La faille chez Upbit met également en lumière les vulnérabilités persistantes de l’infrastructure des hot wallets, qui restent connectés pour des raisons opérationnelles. Alors que les cold wallets, qui stockent la majorité des actifs de la plateforme, sont restés sécurisés, les hot wallets – qui gèrent le trading actif et les retraits – continuent d’être des cibles de choix pour des attaquants sophistiqués.
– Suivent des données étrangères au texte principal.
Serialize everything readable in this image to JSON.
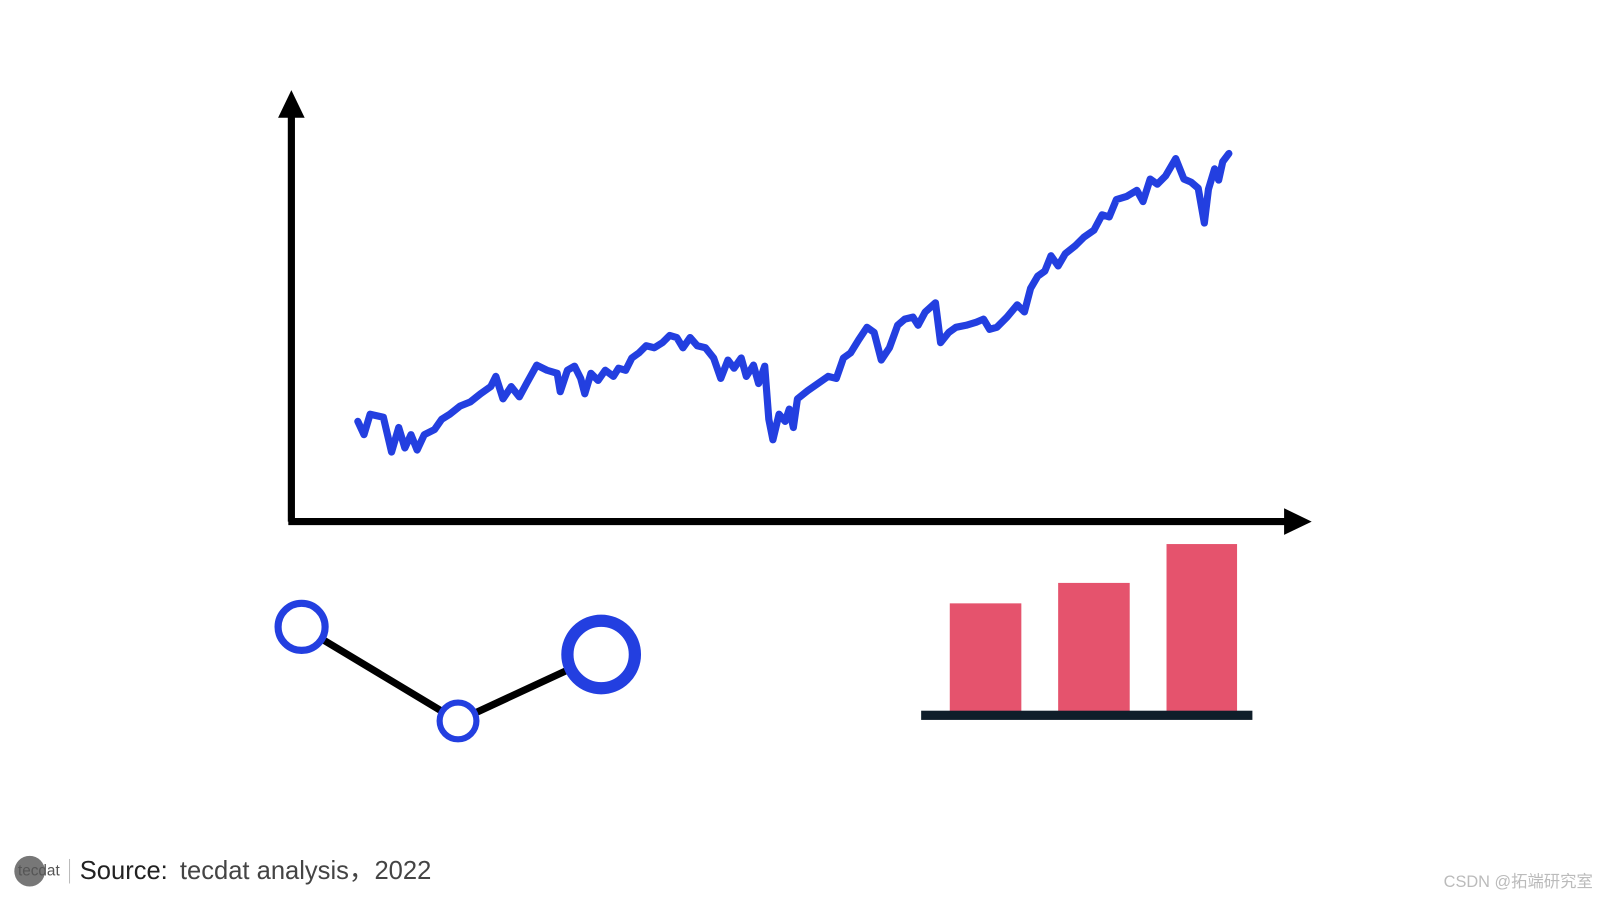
{
  "footer": {
    "logo": "tecdat",
    "source_label": "Source:",
    "source_text": "tecdat analysis，2022"
  },
  "watermark": "CSDN @拓端研究室"
}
Même des plateformes de longue date ayant fait l’objet de nombreux audits de sécurité ne sont pas épargnées, comme l’a montré le piratage du protocole Balancer à 128 millions de dollars en novembre, illustrant l’ampleur de la menace.
La capacité d’Upbit à rembourser intégralement ses clients à partir de ses réserves opérationnelles offre une certaine assurance, mais l’incident représente un impact financier direct significatif pour la plateforme et pour Dunamu, alors qu’elle entame son intégration avec Naver Financial. La fusion avait été présentée comme une initiative stratégique visant à investir 10 000 milliards de wons sur cinq ans pour développer les infrastructures d’IA et de technologies Web3 en Corée du Sud. Le fait que le piratage soit survenu quelques heures après l’annonce de l’acquisition crée un contexte délicat pour la nouvelle entité combinée.
Les autorités continuent de suivre les actifs volés grâce à l’analyse on-chain tout en menant des examens forensic de l’infrastructure de sécurité d’Upbit. La plateforme n’a pas indiqué de calendrier pour la reprise des dépôts et retraits, même si les audits de sécurité consécutifs à des incidents de cette ampleur prennent généralement plusieurs jours, voire plus, selon les conclusions.